We want a multi-language IVR, but I need it explained in business terms.

When a customer calls, they should hear ‘Press 1 for English, press 2 for Spanish, press 3 for French’ and then the entire IVR experience switches to that language. How does the dashboard show me which language had the most calls?

From a QM evaluator’s perspective, multi-language IVRs complicate the evaluation process.

If an agent handles a Spanish call but we evaluate them using our English-language evaluation form, the scoring rubric doesn’t align. You need separate evaluation forms per language, or at minimum, a bilingual QM supervisor who can evaluate both.

If you have screen recording enabled for QM, be aware that Chrome’s language detection can interfere.

Our screen recording extension captures the agent’s browser. When the agent switches to a Spanish-language CRM page, Chrome sometimes triggers an automatic page translation popup that obscures the screen recording. Disable Chrome’s auto-translate via chrome://settings/languages on all agent workstations.

If you are deploying this multi-language IVR on BYOC Premises Edges, each language’s TTS audio must be cached locally on the Edge appliance.

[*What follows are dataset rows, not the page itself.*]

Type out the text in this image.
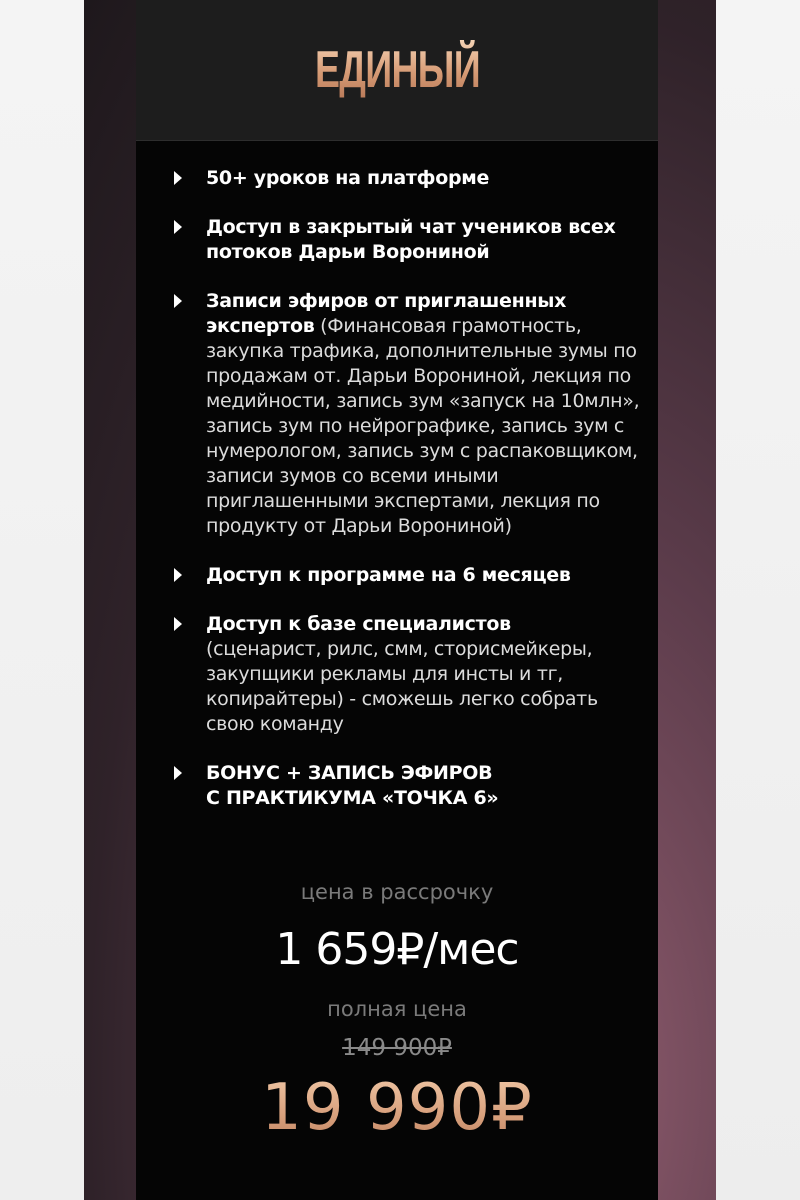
ЕДИНЫЙ
50+ уроков на платформе
Доступ в закрытый чат учеников всех потоков Дарьи Ворониной
Записи эфиров от приглашенных экспертов (Финансовая грамотность, закупка трафика, дополнительные зумы по продажам от. Дарьи Ворониной, лекция по медийности, запись зум «запуск на 10млн», запись зум по нейрографике, запись зум с нумерологом, запись зум с распаковщиком, записи зумов со всеми иными приглашенными экспертами, лекция по продукту от Дарьи Ворониной)
Доступ к программе на 6 месяцев
Доступ к базе специалистов
(сценарист, рилс, смм, сторисмейкеры, закупщики рекламы для инсты и тг, копирайтеры) - сможешь легко собрать свою команду
БОНУС + ЗАПИСЬ ЭФИРОВ С ПРАКТИКУМА «ТОЧКА 6»
цена в рассрочку
1 659₽/мес
полная цена
149 900₽
19 990₽
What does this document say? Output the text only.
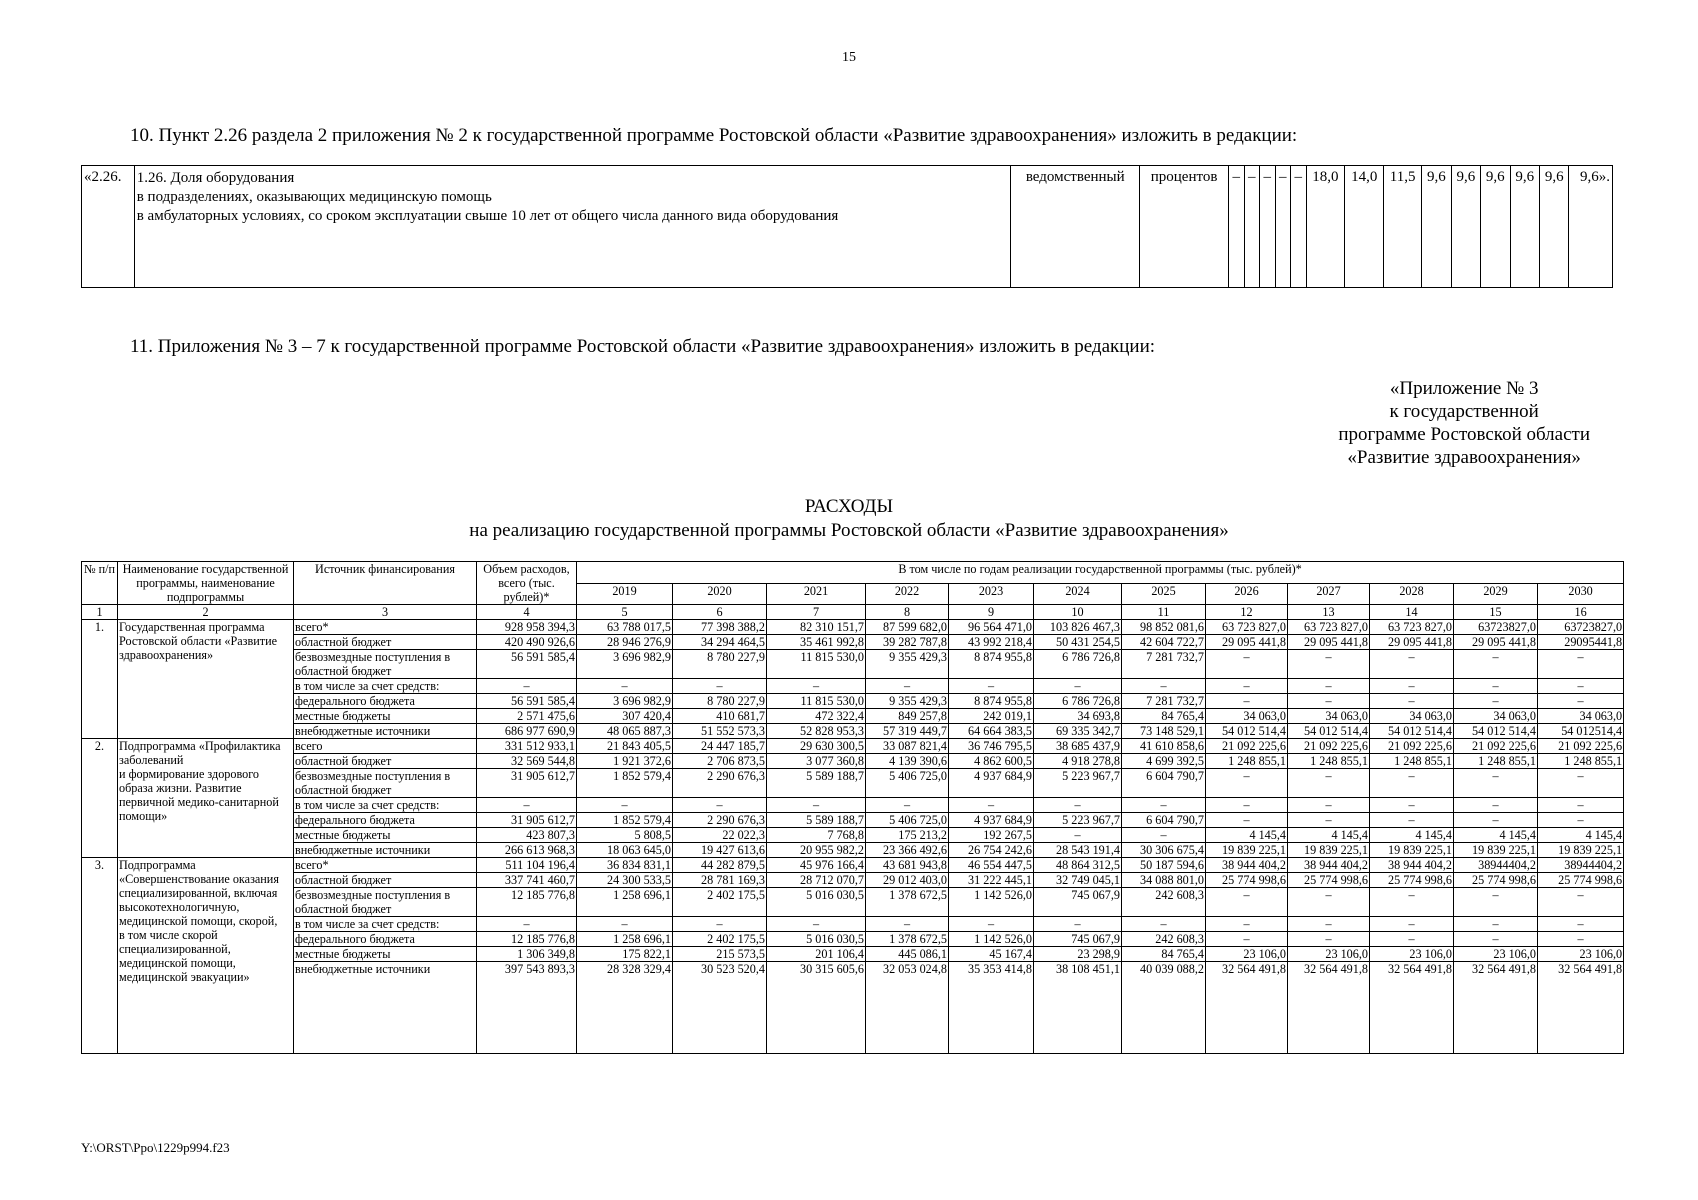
15
10. Пункт 2.26 раздела 2 приложения № 2 к государственной программе Ростовской области «Развитие здравоохранения» изложить в редакции:
«2.26.	1.26. Доля оборудования
в подразделениях, оказывающих медицинскую помощь
в амбулаторных условиях, со сроком эксплуатации свыше 10 лет от общего числа данного вида оборудования	ведомственный	процентов	–	–	–	–	–	18,0	14,0	11,5	9,6	9,6	9,6	9,6	9,6	9,6».
11. Приложения № 3 – 7 к государственной программе Ростовской области «Развитие здравоохранения» изложить в редакции:
«Приложение № 3
к государственной
программе Ростовской области
«Развитие здравоохранения»
РАСХОДЫ
на реализацию государственной программы Ростовской области «Развитие здравоохранения»
№ п/п	Наименование государственной программы, наименование подпрограммы	Источник финансирования	Объем расходов, всего (тыс. рублей)*	В том числе по годам реализации государственной программы (тыс. рублей)*											
				2019	2020	2021	2022	2023	2024	2025	2026	2027	2028	2029	2030
1	2	3	4	5	6	7	8	9	10	11	12	13	14	15	16
1.	Государственная программа Ростовской области «Развитие здравоохранения»	всего*	928 958 394,3	63 788 017,5	77 398 388,2	82 310 151,7	87 599 682,0	96 564 471,0	103 826 467,3	98 852 081,6	63 723 827,0	63 723 827,0	63 723 827,0	63723827,0	63723827,0
		областной бюджет	420 490 926,6	28 946 276,9	34 294 464,5	35 461 992,8	39 282 787,8	43 992 218,4	50 431 254,5	42 604 722,7	29 095 441,8	29 095 441,8	29 095 441,8	29 095 441,8	29095441,8
		безвозмездные поступления в областной бюджет	56 591 585,4	3 696 982,9	8 780 227,9	11 815 530,0	9 355 429,3	8 874 955,8	6 786 726,8	7 281 732,7	–	–	–	–	–
		в том числе за счет средств:	–	–	–	–	–	–	–	–	–	–	–	–	–
		федерального бюджета	56 591 585,4	3 696 982,9	8 780 227,9	11 815 530,0	9 355 429,3	8 874 955,8	6 786 726,8	7 281 732,7	–	–	–	–	–
		местные бюджеты	2 571 475,6	307 420,4	410 681,7	472 322,4	849 257,8	242 019,1	34 693,8	84 765,4	34 063,0	34 063,0	34 063,0	34 063,0	34 063,0
		внебюджетные источники	686 977 690,9	48 065 887,3	51 552 573,3	52 828 953,3	57 319 449,7	64 664 383,5	69 335 342,7	73 148 529,1	54 012 514,4	54 012 514,4	54 012 514,4	54 012 514,4	54 012514,4
2.	Подпрограмма «Профилактика заболеваний
и формирование здорового образа жизни. Развитие первичной медико-санитарной помощи»	всего	331 512 933,1	21 843 405,5	24 447 185,7	29 630 300,5	33 087 821,4	36 746 795,5	38 685 437,9	41 610 858,6	21 092 225,6	21 092 225,6	21 092 225,6	21 092 225,6	21 092 225,6
		областной бюджет	32 569 544,8	1 921 372,6	2 706 873,5	3 077 360,8	4 139 390,6	4 862 600,5	4 918 278,8	4 699 392,5	1 248 855,1	1 248 855,1	1 248 855,1	1 248 855,1	1 248 855,1
		безвозмездные поступления в областной бюджет	31 905 612,7	1 852 579,4	2 290 676,3	5 589 188,7	5 406 725,0	4 937 684,9	5 223 967,7	6 604 790,7	–	–	–	–	–
		в том числе за счет средств:	–	–	–	–	–	–	–	–	–	–	–	–	–
		федерального бюджета	31 905 612,7	1 852 579,4	2 290 676,3	5 589 188,7	5 406 725,0	4 937 684,9	5 223 967,7	6 604 790,7	–	–	–	–	–
		местные бюджеты	423 807,3	5 808,5	22 022,3	7 768,8	175 213,2	192 267,5	–	–	4 145,4	4 145,4	4 145,4	4 145,4	4 145,4
		внебюджетные источники	266 613 968,3	18 063 645,0	19 427 613,6	20 955 982,2	23 366 492,6	26 754 242,6	28 543 191,4	30 306 675,4	19 839 225,1	19 839 225,1	19 839 225,1	19 839 225,1	19 839 225,1
3.	Подпрограмма «Совершенствование оказания специализированной, включая высокотехнологичную, медицинской помощи, скорой,
в том числе скорой специализированной, медицинской помощи, медицинской эвакуации»	всего*	511 104 196,4	36 834 831,1	44 282 879,5	45 976 166,4	43 681 943,8	46 554 447,5	48 864 312,5	50 187 594,6	38 944 404,2	38 944 404,2	38 944 404,2	38944404,2	38944404,2
		областной бюджет	337 741 460,7	24 300 533,5	28 781 169,3	28 712 070,7	29 012 403,0	31 222 445,1	32 749 045,1	34 088 801,0	25 774 998,6	25 774 998,6	25 774 998,6	25 774 998,6	25 774 998,6
		безвозмездные поступления в областной бюджет	12 185 776,8	1 258 696,1	2 402 175,5	5 016 030,5	1 378 672,5	1 142 526,0	745 067,9	242 608,3	–	–	–	–	–
		в том числе за счет средств:	–	–	–	–	–	–	–	–	–	–	–	–	–
		федерального бюджета	12 185 776,8	1 258 696,1	2 402 175,5	5 016 030,5	1 378 672,5	1 142 526,0	745 067,9	242 608,3	–	–	–	–	–
		местные бюджеты	1 306 349,8	175 822,1	215 573,5	201 106,4	445 086,1	45 167,4	23 298,9	84 765,4	23 106,0	23 106,0	23 106,0	23 106,0	23 106,0
		внебюджетные источники	397 543 893,3	28 328 329,4	30 523 520,4	30 315 605,6	32 053 024,8	35 353 414,8	38 108 451,1	40 039 088,2	32 564 491,8	32 564 491,8	32 564 491,8	32 564 491,8	32 564 491,8
Y:\ORST\Ppo\1229p994.f23
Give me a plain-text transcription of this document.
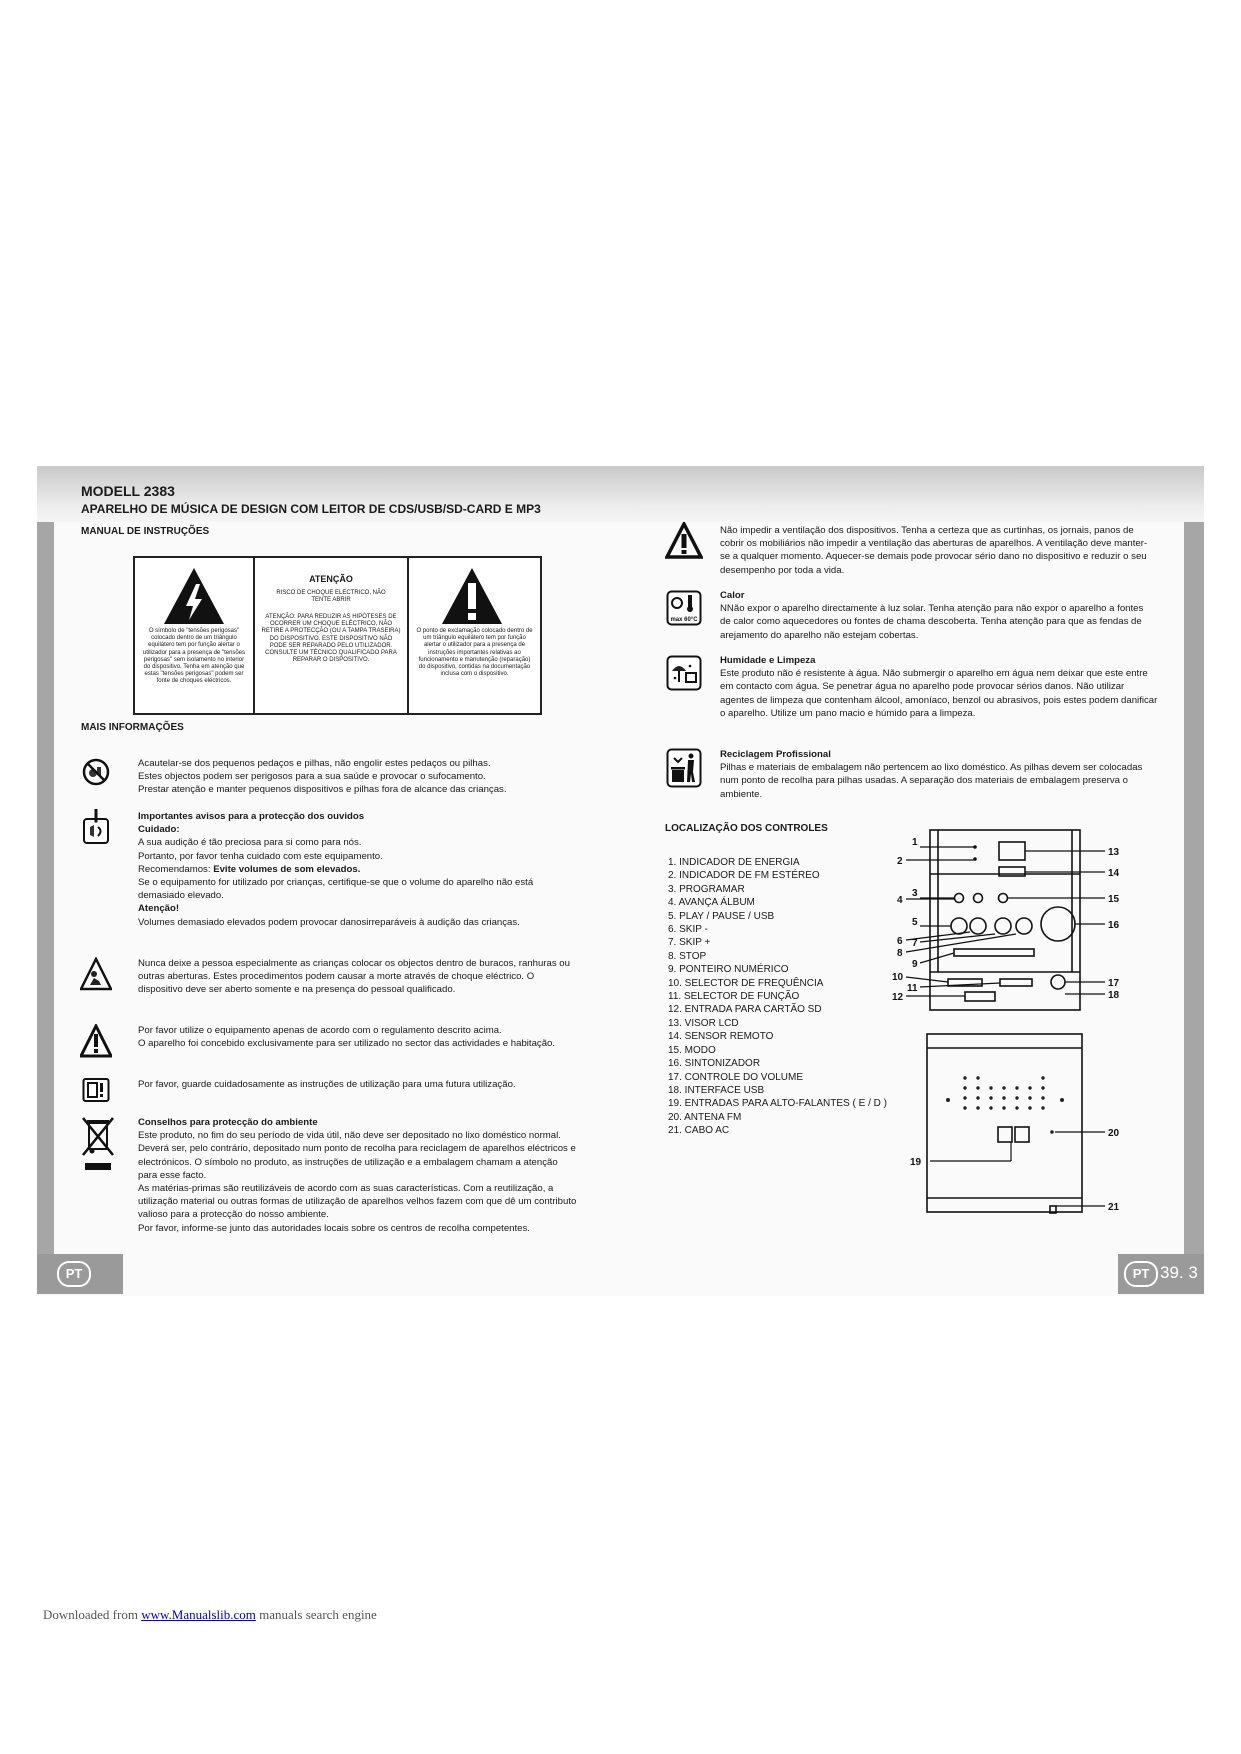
MODELL 2383
APARELHO DE MÚSICA DE DESIGN COM LEITOR DE CDS/USB/SD-CARD E MP3
MANUAL DE INSTRUÇÕES
O símbolo de "tensões perigosas" colocado dentro de um triângulo equilátero tem por função alertar o utilizador para a presença de "tensões perigosas" sem isolamento no interior do dispositivo. Tenha em atenção que estas "tensões perigosas" podem ser fonte de choques eléctricos.
ATENÇÃO
RISCO DE CHOQUE ELECTRICO, NÃO TENTE ABRIR
ATENÇÃO: PARA REDUZIR AS HIPÓTESES DE OCORRER UM CHOQUE ELÉCTRICO, NÃO RETIRE A PROTECÇÃO (OU A TAMPA TRASEIRA) DO DISPOSITIVO. ESTE DISPOSITIVO NÃO PODE SER REPARADO PELO UTILIZADOR. CONSULTE UM TÉCNICO QUALIFICADO PARA REPARAR O DISPOSITIVO.
O ponto de exclamação colocado dentro de um triângulo equilátero tem por função alertar o utilizador para a presença de instruções importantes relativas ao funcionamento e manutenção (reparação) do dispositivo, contidas na documentação inclusa com o dispositivo.
MAIS INFORMAÇÕES

Acautelar-se dos pequenos pedaços e pilhas, não engolir estes pedaços ou pilhas.

Estes objectos podem ser perigosos para a sua saúde e provocar o sufocamento.

Prestar atenção e manter pequenos dispositivos e pilhas fora de alcance das crianças.

Importantes avisos para a protecção dos ouvidos

Cuidado:

A sua audição é tão preciosa para si como para nós.

Portanto, por favor tenha cuidado com este equipamento.

Recomendamos: Evite volumes de som elevados.

Se o equipamento for utilizado por crianças, certifique-se que o volume do aparelho não está demasiado elevado.

Atenção!

Volumes demasiado elevados podem provocar danosirreparáveis à audição das crianças.

Nunca deixe a pessoa especialmente as crianças colocar os objectos dentro de buracos, ranhuras ou outras aberturas. Estes procedimentos podem causar a morte através de choque eléctrico. O dispositivo deve ser aberto somente e na presença do pessoal qualificado.

Por favor utilize o equipamento apenas de acordo com o regulamento descrito acima.

O aparelho foi concebido exclusivamente para ser utilizado no sector das actividades e habitação.

Por favor, guarde cuidadosamente as instruções de utilização para uma futura utilização.

Conselhos para protecção do ambiente

Este produto, no fim do seu período de vida útil, não deve ser depositado no lixo doméstico normal. Deverá ser, pelo contrário, depositado num ponto de recolha para reciclagem de aparelhos eléctricos e electrónicos. O símbolo no produto, as instruções de utilização e a embalagem chamam a atenção para esse facto.

As matérias-primas são reutilizáveis de acordo com as suas características. Com a reutilização, a utilização material ou outras formas de utilização de aparelhos velhos fazem com que dê um contributo valioso para a protecção do nosso ambiente.

Por favor, informe-se junto das autoridades locais sobre os centros de recolha competentes.

Não impedir a ventilação dos dispositivos. Tenha a certeza que as curtinhas, os jornais, panos de cobrir os mobiliários não impedir a ventilação das aberturas de aparelhos. A ventilação deve manter-se a qualquer momento. Aquecer-se demais pode provocar sério dano no dispositivo e reduzir o seu desempenho por toda a vida.
max 60°C

Calor

NNão expor o aparelho directamente à luz solar. Tenha atenção para não expor o aparelho a fontes de calor como aquecedores ou fontes de chama descoberta. Tenha atenção para que as fendas de arejamento do aparelho não estejam cobertas.

Humidade e Limpeza

Este produto não é resistente à água. Não submergir o aparelho em água nem deixar que este entre em contacto com água. Se penetrar água no aparelho pode provocar sérios danos. Não utilizar agentes de limpeza que contenham álcool, amoníaco, benzol ou abrasivos, pois estes podem danificar o aparelho. Utilize um pano macio e húmido para a limpeza.

Reciclagem Profissional

Pilhas e materiais de embalagem não pertencem ao lixo doméstico. As pilhas devem ser colocadas num ponto de recolha para pilhas usadas. A separação dos materiais de embalagem preserva o ambiente.

LOCALIZAÇÃO DOS CONTROLES
1. INDICADOR DE ENERGIA
2. INDICADOR DE FM ESTÉREO
3. PROGRAMAR
4. AVANÇA ÁLBUM
5. PLAY / PAUSE / USB
6. SKIP -
7. SKIP +
8. STOP
9. PONTEIRO NUMÉRICO
10. SELECTOR DE FREQUÊNCIA
11. SELECTOR DE FUNÇÃO
12. ENTRADA PARA CARTÃO SD
13. VISOR LCD
14. SENSOR REMOTO
15. MODO
16. SINTONIZADOR
17. CONTROLE DO VOLUME
18. INTERFACE USB
19. ENTRADAS PARA ALTO-FALANTES ( E / D )
20. ANTENA FM
21. CABO AC
1
2
3
4
5
6 7
8
9
10
11
12
13
14
15
16
17
18
19
20
21
PT	PT 39. 3
Downloaded from www.Manualslib.com manuals search engine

The Edge has limited storage. If you have 3 languages × 50 prompts × 2 versions (business hours / after hours) = 300 audio files, verify the Edge has sufficient disk space. Check the BIOS power settings too - some Edge hardware enters a low-power state during off-hours that throttles the audio rendering.

For a scalable approach, use AWS Polly for dynamic TTS instead of pre-recorded prompts.

Create a Lambda function that generates the audio on-the-fly based on the selected language. Pass the language code from Architect to the Lambda via a Data Action.

MultiLangTTSLambda:
  Type: AWS::Lambda::Function
  Properties:
    Handler: tts_handler.generate
    Runtime: python3.11
    Environment:
      Variables:
        POLLY_VOICE_MAP: '{"en": "Joanna", "es": "Lupe", "fr": "Lea"}'

I design IVRs for dozens of clients, and the key to a great multi-language experience is keeping the language selection menu as short as possible.

Don’t list 8 languages sequentially. Instead, use ANI-based geo-detection: if the caller’s number is from Mexico, default to Spanish and offer English as an escape option. This improves containment rates by 20% because the caller hears their native language immediately.

If you pair this multi-language IVR with Agent Assist, ensure your AI knowledge base is indexed per language.

The real-time transcription engine needs to know the conversation language before it can surface relevant articles. You must pass the language selection variable from Architect to the Agent Assist configuration, or the NLU will attempt English parsing on Spanish audio and return garbage suggestions.